On Mersenne Numbers (number theory)

[louiswins]

Homework Statement

For a positive integer k, the number $M_k = 2^k - 1$ is called the kth Mersenne number. Let p be an odd prime, and let q be a prime that divides $M_p$.

a. Explain why you know that q divides $2^{q-1}-1$.
I have done this already using Euler's theorem, since q prime implies $\varphi(q) = q-1$.
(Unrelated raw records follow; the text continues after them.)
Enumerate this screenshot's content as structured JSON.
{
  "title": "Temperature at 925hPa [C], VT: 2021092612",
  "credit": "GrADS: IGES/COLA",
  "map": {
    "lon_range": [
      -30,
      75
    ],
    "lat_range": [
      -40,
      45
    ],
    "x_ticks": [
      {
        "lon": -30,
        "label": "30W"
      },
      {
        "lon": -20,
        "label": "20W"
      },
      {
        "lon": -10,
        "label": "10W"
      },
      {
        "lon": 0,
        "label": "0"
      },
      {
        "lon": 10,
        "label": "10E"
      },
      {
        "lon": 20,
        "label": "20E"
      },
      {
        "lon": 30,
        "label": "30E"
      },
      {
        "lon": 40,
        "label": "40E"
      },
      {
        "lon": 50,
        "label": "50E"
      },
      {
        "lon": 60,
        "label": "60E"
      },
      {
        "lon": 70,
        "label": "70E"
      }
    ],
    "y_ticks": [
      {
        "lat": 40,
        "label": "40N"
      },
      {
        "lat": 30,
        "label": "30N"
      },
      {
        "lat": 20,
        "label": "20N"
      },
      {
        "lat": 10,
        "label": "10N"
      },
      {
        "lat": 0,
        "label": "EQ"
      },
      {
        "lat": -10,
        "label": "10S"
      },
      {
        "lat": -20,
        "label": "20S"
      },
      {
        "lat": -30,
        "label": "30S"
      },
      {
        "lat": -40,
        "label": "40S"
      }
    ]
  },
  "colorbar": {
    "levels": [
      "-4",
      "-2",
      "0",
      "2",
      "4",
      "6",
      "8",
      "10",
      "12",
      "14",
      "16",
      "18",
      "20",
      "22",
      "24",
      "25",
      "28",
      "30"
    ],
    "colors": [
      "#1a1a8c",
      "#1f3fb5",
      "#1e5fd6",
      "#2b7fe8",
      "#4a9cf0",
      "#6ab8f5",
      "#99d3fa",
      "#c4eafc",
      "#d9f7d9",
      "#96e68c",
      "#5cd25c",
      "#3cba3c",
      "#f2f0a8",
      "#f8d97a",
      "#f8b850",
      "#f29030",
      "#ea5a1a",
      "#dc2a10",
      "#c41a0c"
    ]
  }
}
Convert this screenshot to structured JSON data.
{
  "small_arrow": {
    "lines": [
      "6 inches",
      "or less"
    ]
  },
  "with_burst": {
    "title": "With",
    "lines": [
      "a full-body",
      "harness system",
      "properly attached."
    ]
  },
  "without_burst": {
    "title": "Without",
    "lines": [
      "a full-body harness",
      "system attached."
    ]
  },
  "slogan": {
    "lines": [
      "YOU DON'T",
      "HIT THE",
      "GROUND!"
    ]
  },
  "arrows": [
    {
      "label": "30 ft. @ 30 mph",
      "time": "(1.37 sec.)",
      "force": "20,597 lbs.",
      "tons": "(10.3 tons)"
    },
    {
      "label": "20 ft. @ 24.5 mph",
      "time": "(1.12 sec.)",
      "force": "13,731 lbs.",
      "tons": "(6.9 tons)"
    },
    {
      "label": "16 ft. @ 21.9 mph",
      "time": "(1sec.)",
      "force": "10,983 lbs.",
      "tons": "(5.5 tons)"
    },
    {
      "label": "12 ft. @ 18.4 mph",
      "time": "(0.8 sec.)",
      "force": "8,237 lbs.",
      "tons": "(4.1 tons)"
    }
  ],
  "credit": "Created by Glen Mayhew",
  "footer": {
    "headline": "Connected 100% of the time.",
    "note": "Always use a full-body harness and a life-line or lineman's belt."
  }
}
Here is the part that I'm having trouble with:
b. Given that $\gcd(2^{q-1}-1, 2^p-1) = 2^{\gcd(q-1,p)} - 1$, show that $\gcd(q-1, p) = p$.

Homework Equations

Nothing beyond the above.

The Attempt at a Solution

OK, I don't really know how to proceed. Working backwards, iff $\gcd(q-1, p) = q$, the given equation says

$\gcd(2^p-1, 2^{q-1}-1) = 2^p-1$, so
$2^p-1 \mid 2^{q-1}-1$,

but I don't know how to show this. We just have that $q \mid 2^p-1$ and $q \mid 2^{q-1}-1$.

 

[Joffan]

There are only two possible values for gcd(n,p) when p is prime: 1 and p.

 

[louiswins]

There are only two possible values for gcd(n,p) when p is prime: 1 and p.

Oh my goodness, you are absolutely right. I don't know how I overlooked this!